The first vegetable I ever grew was a robust cherry tomato, and this started me on my way to a lifetime of growing good things to eat. I still enjoy growing cherry tomatoes every year, and recommend them to gardeners who are just getting started, because there is little that can go wrong when growing cherry tomatoes.
For example, because of the smallness of the fruits, tomato plants can easily provide ripening cherry tomatoes with the nutrients they need, so blossom end rot is a rare event. Disease tolerance tends to be good, too, and some heirloom varieties like 'Matt's Wild Cherry' even resist late blight. The blossoms of cherry tomatoes tend to be small, which means the pollen must travel a shorter distance for good pollination to occur. As a result, cherry tomatoes tend to set fruit better in hot or cold weather compared to larger-fruited varieties.
The Best Cherry Tomato Varieties to Grow
And then there is the flavor factor. Popular cherry tomatoes like 'Sungold' often win taste tests, and rack up high Brix (sugar) ratings, too. Among varieties that have earned Awards of Garden Merit from the Royal Horticultural Society, 'Sungold' can have Brix ratings of 9.3, with even higher levels for plum-shaped 'Rosada'. Dainty little tomatoes that taste fruity are more likely to be eaten raw, with all of their vitamins and other phytonutrients intact, making them one of the most nutritious crops you can grow.

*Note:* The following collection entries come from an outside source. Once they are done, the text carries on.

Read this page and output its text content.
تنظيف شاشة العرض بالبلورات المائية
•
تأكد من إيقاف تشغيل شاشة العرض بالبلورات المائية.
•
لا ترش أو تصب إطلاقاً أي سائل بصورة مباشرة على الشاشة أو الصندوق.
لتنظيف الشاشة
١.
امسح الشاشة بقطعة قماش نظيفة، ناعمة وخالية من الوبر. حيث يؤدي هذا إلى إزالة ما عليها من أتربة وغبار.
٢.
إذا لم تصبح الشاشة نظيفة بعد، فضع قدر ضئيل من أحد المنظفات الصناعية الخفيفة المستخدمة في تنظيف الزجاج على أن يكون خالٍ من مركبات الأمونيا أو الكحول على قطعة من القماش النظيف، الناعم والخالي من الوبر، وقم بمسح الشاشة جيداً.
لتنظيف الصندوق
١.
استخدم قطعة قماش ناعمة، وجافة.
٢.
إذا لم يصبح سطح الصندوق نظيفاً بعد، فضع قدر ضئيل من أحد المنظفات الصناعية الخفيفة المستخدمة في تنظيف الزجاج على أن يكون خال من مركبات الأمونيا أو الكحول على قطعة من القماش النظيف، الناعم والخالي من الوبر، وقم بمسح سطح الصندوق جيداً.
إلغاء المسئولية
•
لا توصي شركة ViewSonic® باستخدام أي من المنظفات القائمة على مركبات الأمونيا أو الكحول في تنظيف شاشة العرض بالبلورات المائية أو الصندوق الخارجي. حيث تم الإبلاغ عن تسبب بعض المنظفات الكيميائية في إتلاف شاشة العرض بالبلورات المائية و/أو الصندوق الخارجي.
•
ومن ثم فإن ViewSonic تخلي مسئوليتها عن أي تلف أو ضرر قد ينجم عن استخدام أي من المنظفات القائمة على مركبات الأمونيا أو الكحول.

There are special varieties for growing in baskets, but the best cherry tomatoes for gardens are indeterminate (cordon) varieties with a vine-like growth habit. For this reason it is wise to grow them in in pairs with good support from sturdy cages, because cherry tomatoes grow into vigorous plants. If you use a greenhouse or high tunnel, by all means try 'Sakura', which is often grown in high tunnels and sold in beautiful clusters at farmers' markets.
If you need late blight resistance for cherry tomatoes grown outdoors, 'Favorita', 'Jasper', or 'Mountain Magic' will deliver a great crop. For new excitement in cherry tomatoes, there is heart-shaped red 'Tomatoberry Garden' from Japan, perhaps the cutest of all cherry tomatoes.
Dried and Roasted Cherry Tomatoes
Cherry tomatoes have little solid flesh and lots of bitter seeds, so they are not the best candidates for canning or juicing. About half of our cherry tomatoes get eaten from a bowl kept on the kitchen table, and the rest go into the food dehydrator or the freezer. Cherry tomatoes must be cut into halves or quarters to dry well, but the raisin-like tidbits are great to have around for adding to a long list of dishes from pasta salad to pizza.
You can freeze cherry tomatoes whole, but a better approach is to make large batches of roasted cherry tomatoes during harvest season, and freeze those that are not eaten right away. The process is simple: place clean, whole cherry tomatoes in a large baking pan, toss with a light coating of olive oil, sprinkle with sea salt and bake in a 300°F (150°C) oven for 45 minutes. Some moisture evaporates as the tomatoes collapse into soft pillows, which helps to concentrate their flavor. Best of all, when packed into freezer containers, roasted cherry tomatoes take up much less space than if they had been frozen whole.